Law-enforcement and homeland security officials have come under some criticism since soon after the Sept. 11 attacks for offering the public frightening but vague warnings, and at the same time giving little guidance about what people can do.

Homeland Security Secretary Tom Ridge and Atty. Gen. John Ashcroft have often said Americans should “be vigilant,” and on New Year’s Eve, people were advised to “avoid crowds.”

Terrorism experts said that given large amounts of new intelligence, especially from Europe, suggesting that Americans could be targeted by weapons of mass destruction, U.S. government officials faced the same public relations quandary they have faced in the past, but with higher stakes this time.

“They’re not trying to scare people, but to educate people,” said Randall Larsen, director of the private Anser Institute for Homeland Security, who teaches security studies at the National War College. U.S. officials have studied the Israeli government’s citizen-preparedness campaign before the Persian Gulf war, when Israeli families were given gas masks and plastic sheeting to protect them from possible chemical attacks by Iraqi Scud missiles, he said.

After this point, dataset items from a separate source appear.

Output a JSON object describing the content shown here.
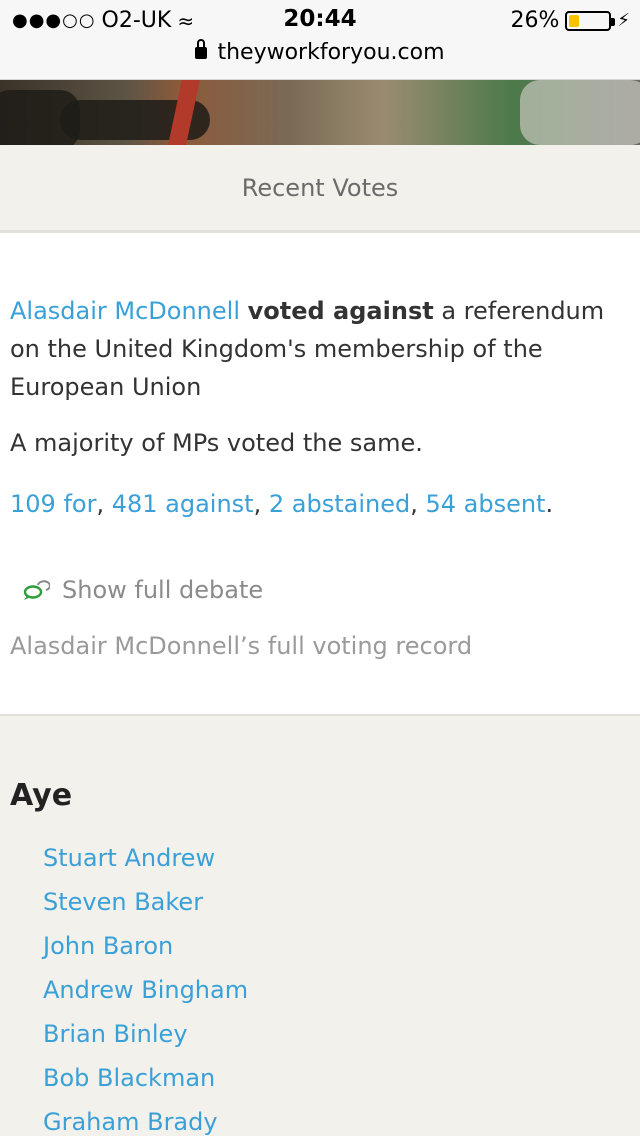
{
  "status_bar": {
    "carrier": "O2-UK",
    "time": "20:44",
    "battery_percent": "26%",
    "battery_level": 0.26,
    "url": "theyworkforyou.com"
  },
  "section_header": "Recent Votes",
  "vote": {
    "mp_name": "Alasdair McDonnell",
    "verb": "voted against",
    "description": "a referendum on the United Kingdom's membership of the European Union",
    "majority_note": "A majority of MPs voted the same.",
    "tallies": {
      "for": "109 for",
      "against": "481 against",
      "abstained": "2 abstained",
      "absent": "54 absent"
    },
    "show_debate": "Show full debate",
    "voting_record": "Alasdair McDonnell’s full voting record"
  },
  "aye": {
    "title": "Aye",
    "members": [
      "Stuart Andrew",
      "Steven Baker",
      "John Baron",
      "Andrew Bingham",
      "Brian Binley",
      "Bob Blackman",
      "Graham Brady"
    ]
  },
  "colors": {
    "link": "#3aa0d8",
    "section_bg": "#f3f1ec",
    "debate_icon": "#2e9e3a"
  }
}
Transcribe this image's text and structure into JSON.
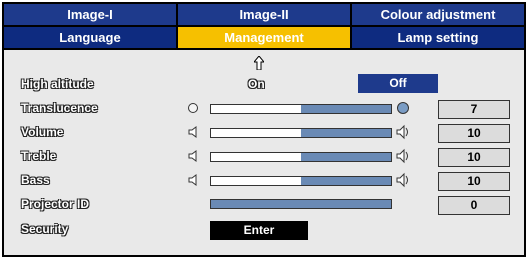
{
  "tabs_row1": [
    {
      "label": "Image-I"
    },
    {
      "label": "Image-II"
    },
    {
      "label": "Colour adjustment"
    }
  ],
  "tabs_row2": [
    {
      "label": "Language"
    },
    {
      "label": "Management",
      "active": true
    },
    {
      "label": "Lamp setting"
    }
  ],
  "settings": {
    "high_altitude": {
      "label": "High altitude",
      "on_label": "On",
      "off_label": "Off",
      "selected": "Off"
    },
    "translucence": {
      "label": "Translucence",
      "value": "7",
      "level": 0.5
    },
    "volume": {
      "label": "Volume",
      "value": "10",
      "level": 0.5
    },
    "treble": {
      "label": "Treble",
      "value": "10",
      "level": 0.5
    },
    "bass": {
      "label": "Bass",
      "value": "10",
      "level": 0.5
    },
    "projector_id": {
      "label": "Projector ID",
      "value": "0"
    },
    "security": {
      "label": "Security",
      "button_label": "Enter"
    }
  },
  "icons": {
    "cursor": "up-arrow-icon",
    "translucence_low": "circle-icon",
    "translucence_high": "circle-icon",
    "volume_low": "speaker-icon",
    "volume_high": "speaker-loud-icon"
  },
  "colors": {
    "tab_bg": "#1e3a8c",
    "active_tab": "#f6c000",
    "slider_fill": "#6a8ab5",
    "panel_bg": "#e9e9e9"
  }
}
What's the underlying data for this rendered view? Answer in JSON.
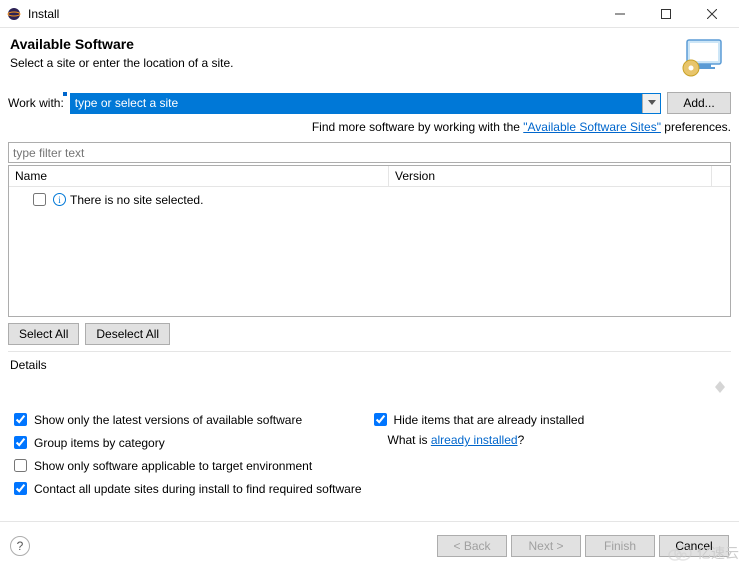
{
  "window": {
    "title": "Install"
  },
  "header": {
    "title": "Available Software",
    "subtitle": "Select a site or enter the location of a site."
  },
  "workwith": {
    "label": "Work with:",
    "placeholder": "type or select a site",
    "value": "type or select a site",
    "add_button": "Add..."
  },
  "findmore": {
    "prefix": "Find more software by working with the ",
    "link": "\"Available Software Sites\"",
    "suffix": " preferences."
  },
  "filter": {
    "placeholder": "type filter text"
  },
  "tree": {
    "columns": {
      "name": "Name",
      "version": "Version"
    },
    "empty_message": "There is no site selected."
  },
  "selection": {
    "select_all": "Select All",
    "deselect_all": "Deselect All"
  },
  "details": {
    "header": "Details"
  },
  "options": {
    "latest_versions": {
      "label": "Show only the latest versions of available software",
      "checked": true
    },
    "group_category": {
      "label": "Group items by category",
      "checked": true
    },
    "applicable_env": {
      "label": "Show only software applicable to target environment",
      "checked": false
    },
    "contact_sites": {
      "label": "Contact all update sites during install to find required software",
      "checked": true
    },
    "hide_installed": {
      "label": "Hide items that are already installed",
      "checked": true
    },
    "whatis": {
      "prefix": "What is ",
      "link": "already installed",
      "suffix": "?"
    }
  },
  "footer": {
    "back": "< Back",
    "next": "Next >",
    "finish": "Finish",
    "cancel": "Cancel"
  },
  "watermark": "亿速云"
}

“The Israelis learned one main task is psychologically preparing the population,” Larsen said. “Americans need to be prepared the way the Israelis are. The most important message we could send to terrorists after the next attack is get up and go to work the next morning.”

Paulison also laid out a vision of post-attack paralysis that made some other department officials wince.

“People are going to be on their own for the first 24 or 48 hours,” he said, reflecting on his experience with hurricanes as the former fire chief for Miami-Dade County.